Serge TISSERON, Aubier, 1998, 176 p.

Serge Tisseron s’attache dans ce livre à démystifier la peur de l’opinion publique face à une image perçue comme envoûtante et incontrôlable. A travers une riche conceptualisation autour des notions d’objet et de symbolisation, d’introjection et d’inclusion psychique, sa démonstration est lumineuse. L’image, explique-t-il, est avant tout un support. Son éventuelle violence reste difficile à définir car éminemment subjective. Ce qui peut choquer l’un, ne choquera pas l’autre. Ce qui choquait hier ne choque plus aujourd’hui. Pour autant, cette image peut éveiller chez celui qui la reçoit un retour brutal d’émotions, de pensées ou de sentiments tenus jusque là à l’écart de la conscience, provoquant alors un passage à l’acte agressif. Pour analyser ce phénomène, certains ont évoqué un processus de “ mimésis ” qui induirait une imitation systématique. D’autres ont fait référence au contraire à la “ catharsis ” qui permet d’évacuer l’agressivité accumulée. Pour l’auteur, les réactions possibles relèvent d’une telle irréductible singularité, que ni l’une ni l’autre des ces hypothèses ne peuvent être validées.
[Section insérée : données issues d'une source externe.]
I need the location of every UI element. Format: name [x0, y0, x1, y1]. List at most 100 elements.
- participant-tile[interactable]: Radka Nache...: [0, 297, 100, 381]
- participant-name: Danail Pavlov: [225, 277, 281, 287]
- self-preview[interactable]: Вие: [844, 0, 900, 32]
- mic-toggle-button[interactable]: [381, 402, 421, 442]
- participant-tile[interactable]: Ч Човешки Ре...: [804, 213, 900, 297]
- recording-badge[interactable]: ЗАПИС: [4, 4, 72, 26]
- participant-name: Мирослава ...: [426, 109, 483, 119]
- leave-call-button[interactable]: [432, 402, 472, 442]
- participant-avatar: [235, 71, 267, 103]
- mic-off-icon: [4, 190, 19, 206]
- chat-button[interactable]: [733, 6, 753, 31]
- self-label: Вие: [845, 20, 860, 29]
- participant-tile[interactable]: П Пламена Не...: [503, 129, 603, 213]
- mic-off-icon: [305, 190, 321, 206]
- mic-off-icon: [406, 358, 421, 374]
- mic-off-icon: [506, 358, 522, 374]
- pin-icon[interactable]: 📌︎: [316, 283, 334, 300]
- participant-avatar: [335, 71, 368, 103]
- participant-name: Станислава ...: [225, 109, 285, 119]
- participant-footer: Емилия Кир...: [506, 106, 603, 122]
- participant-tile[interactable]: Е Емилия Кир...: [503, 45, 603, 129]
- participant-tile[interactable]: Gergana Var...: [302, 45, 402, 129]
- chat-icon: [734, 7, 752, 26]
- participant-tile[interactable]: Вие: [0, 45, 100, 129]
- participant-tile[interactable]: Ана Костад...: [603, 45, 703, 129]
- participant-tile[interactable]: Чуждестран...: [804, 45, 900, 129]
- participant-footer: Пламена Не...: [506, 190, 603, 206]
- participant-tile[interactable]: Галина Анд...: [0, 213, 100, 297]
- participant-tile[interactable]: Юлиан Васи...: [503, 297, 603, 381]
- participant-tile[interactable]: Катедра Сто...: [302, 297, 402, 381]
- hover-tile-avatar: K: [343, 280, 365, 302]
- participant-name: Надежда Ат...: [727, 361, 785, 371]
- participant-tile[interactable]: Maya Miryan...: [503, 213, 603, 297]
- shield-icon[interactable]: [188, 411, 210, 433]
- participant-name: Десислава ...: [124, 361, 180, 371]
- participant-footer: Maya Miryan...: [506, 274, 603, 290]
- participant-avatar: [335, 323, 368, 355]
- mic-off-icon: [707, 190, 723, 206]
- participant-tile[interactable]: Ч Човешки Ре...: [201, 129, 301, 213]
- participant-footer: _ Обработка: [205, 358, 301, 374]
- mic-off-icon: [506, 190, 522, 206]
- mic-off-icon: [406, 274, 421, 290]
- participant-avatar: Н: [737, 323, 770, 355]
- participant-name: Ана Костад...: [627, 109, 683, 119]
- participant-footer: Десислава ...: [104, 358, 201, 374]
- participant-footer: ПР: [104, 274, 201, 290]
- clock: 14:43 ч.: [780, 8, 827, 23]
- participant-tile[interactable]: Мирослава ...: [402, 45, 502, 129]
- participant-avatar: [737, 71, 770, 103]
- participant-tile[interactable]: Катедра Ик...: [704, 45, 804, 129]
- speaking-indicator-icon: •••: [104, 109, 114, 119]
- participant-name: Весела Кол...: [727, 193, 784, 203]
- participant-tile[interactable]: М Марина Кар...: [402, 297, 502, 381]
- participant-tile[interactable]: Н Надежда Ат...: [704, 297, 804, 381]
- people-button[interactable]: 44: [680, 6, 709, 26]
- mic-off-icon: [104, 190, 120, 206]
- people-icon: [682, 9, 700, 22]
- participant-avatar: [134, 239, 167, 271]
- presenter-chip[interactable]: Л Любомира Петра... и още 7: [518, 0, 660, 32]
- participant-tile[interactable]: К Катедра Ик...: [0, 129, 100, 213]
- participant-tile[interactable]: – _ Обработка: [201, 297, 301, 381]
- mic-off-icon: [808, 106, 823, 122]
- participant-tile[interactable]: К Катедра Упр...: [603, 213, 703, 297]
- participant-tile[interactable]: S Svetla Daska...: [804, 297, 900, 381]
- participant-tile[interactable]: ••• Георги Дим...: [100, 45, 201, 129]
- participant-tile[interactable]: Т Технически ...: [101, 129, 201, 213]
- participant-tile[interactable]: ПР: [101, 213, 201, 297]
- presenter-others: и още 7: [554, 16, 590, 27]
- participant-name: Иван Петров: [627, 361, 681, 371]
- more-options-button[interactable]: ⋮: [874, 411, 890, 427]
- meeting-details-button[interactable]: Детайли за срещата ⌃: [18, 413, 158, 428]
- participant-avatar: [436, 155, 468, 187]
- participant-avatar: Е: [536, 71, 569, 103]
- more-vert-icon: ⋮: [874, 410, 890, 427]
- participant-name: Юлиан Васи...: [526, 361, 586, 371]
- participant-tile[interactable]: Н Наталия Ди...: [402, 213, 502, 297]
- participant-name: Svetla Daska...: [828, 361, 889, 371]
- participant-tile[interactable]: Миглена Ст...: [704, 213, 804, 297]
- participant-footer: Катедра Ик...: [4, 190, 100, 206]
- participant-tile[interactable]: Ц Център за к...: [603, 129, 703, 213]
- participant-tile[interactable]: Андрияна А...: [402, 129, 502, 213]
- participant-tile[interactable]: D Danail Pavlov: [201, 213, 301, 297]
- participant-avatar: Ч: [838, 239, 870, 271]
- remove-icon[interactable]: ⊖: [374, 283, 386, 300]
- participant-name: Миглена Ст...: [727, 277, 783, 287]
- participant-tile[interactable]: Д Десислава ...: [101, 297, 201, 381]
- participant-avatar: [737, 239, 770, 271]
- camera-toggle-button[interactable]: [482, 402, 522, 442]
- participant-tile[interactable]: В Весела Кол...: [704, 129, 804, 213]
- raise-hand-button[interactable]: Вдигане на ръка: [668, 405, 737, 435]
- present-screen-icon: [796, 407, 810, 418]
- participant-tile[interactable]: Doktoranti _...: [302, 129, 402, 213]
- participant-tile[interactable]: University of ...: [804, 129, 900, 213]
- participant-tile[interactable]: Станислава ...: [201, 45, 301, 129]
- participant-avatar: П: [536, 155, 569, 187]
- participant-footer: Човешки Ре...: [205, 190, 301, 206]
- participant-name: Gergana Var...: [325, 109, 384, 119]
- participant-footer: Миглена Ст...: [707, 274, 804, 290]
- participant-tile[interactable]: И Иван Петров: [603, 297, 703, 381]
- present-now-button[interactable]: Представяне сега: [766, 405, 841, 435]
En fait, seul le spectateur possédant au préalable dans son psychisme un scénario violent qui se trouverait  réactivé par l’image dont il est témoin pourrait réagir avec brutalité, sans qu’il n’y ait là le moindre automatisme. En fait, “ vouloir réduire le poison des images s’avère impossible tant ce poison nous est doux. Il ne reste plus à notre société qu’à généraliser l’administration du contre-poison à tous les citoyens ” (p.131). Cela passe par une éducation qui rappelle que toute image est avant tout une construction, c’est à dire une mise en scène guidée par un désir. Il faut donc la contextualiser en montrant son mode d’élaboration et le cadre dans lequel elle est élaborée. Il est important, en fait, que le spectateur puisse devenir le pilote de l’image en apprenant à la manipuler et en maîtrisant son comportement à son égard (y entrer ou en sortir, l’absorber ou l’expulser, s’y noyer ou la dominer).